U.S. 1
- Type: Weekly newspaper
- Founder: Rich Rein
- Editor: Rich Rein
- Founded: 1984; 42 years ago
- Headquarters: Lawrence, New Jersey
- Circulation: 19,000
- OCLC number: 173865790
- Website: princetoninfo.com

= U.S. 1 (newspaper) =

Weekly US newspaper

U.S. 1, also known as U.S. 1: Princeton's Business & Entertainment Journal is a weekly newspaper in the greater Philadelphia, Pennsylvania metropolitan area, with a circulation of nearly 20,000.
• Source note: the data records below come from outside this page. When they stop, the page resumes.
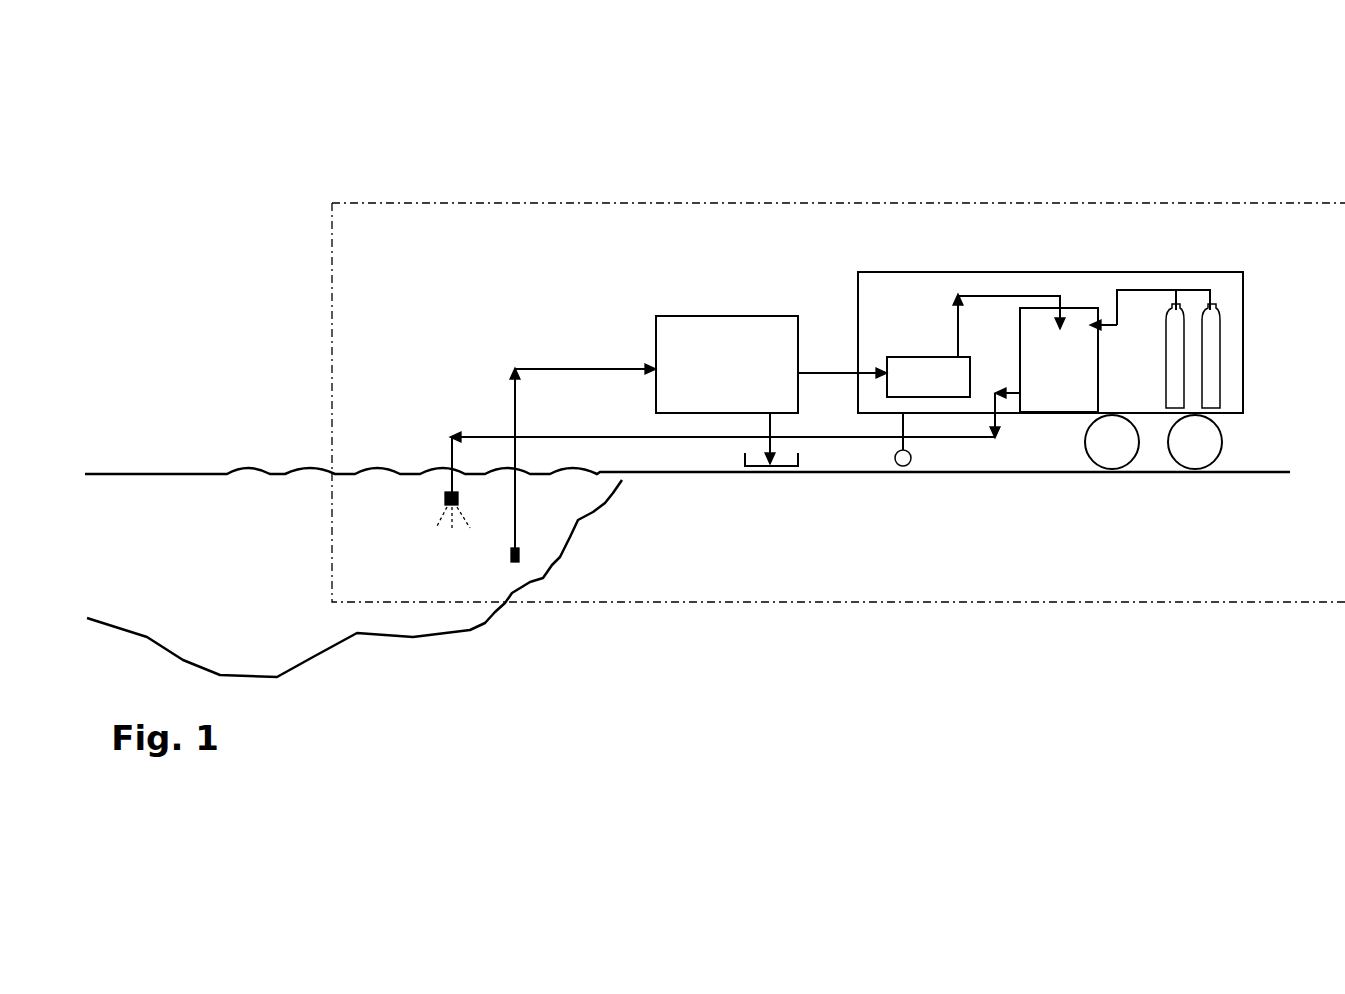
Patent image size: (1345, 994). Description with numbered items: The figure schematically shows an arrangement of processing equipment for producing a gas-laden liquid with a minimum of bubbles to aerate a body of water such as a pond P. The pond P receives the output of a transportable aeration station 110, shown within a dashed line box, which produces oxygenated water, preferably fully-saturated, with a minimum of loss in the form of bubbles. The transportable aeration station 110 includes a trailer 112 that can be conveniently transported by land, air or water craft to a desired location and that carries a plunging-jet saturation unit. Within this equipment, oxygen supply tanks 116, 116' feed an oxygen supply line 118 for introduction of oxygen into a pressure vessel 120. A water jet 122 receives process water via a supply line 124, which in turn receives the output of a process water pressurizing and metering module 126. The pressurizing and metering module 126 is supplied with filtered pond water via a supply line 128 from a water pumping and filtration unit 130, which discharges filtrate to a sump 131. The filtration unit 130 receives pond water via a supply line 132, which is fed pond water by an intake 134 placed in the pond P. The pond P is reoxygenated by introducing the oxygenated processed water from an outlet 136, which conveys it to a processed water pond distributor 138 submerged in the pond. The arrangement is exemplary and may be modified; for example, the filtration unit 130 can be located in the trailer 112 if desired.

The transportable aeration station 110 is at (713, 167).
The trailer 112 is at (883, 283).
The oxygen supply tank 116 is at (1207, 314).
The oxygen supply tank 116' is at (1266, 346).
The oxygen supply line 118 is at (1123, 308).
The pressure vessel 120 is at (1059, 360).
The water jet 122 is at (1062, 300).
The supply line 124 is at (977, 293).
The process water pressurizing and metering module 126 is at (928, 377).
The supply line 128 is at (847, 367).
The water pumping and filtration unit 130 is at (727, 364).
The sump 131 is at (798, 460).
The supply line 132 is at (562, 368).
The intake 134 is at (513, 539).
The outlet 136 is at (997, 428).
The processed water pond distributor 138 is at (442, 505).
The pond P is at (277, 459).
While primarily a business-oriented periodical, U.S. 1 publishes two special issues annually devoted to poetry and prose "by local writers on local themes." The paper also produces an annual Business Directory.

The paper's main offices are in Lawrence, New Jersey, near Princeton University. Its founding editor is Princeton alumnus Richard K. Rein; as of 2011, other editors included Nell Whiting and John Symons. It is part of Community News Service, a group of weekly, bi-weekly and monthly newspapers based in Mercer County, New Jersey, and has been a member of the Princeton Regional Chamber of Commerce since 1985. U.S. 1 was founded in 1984, initially operating as a monthly publication.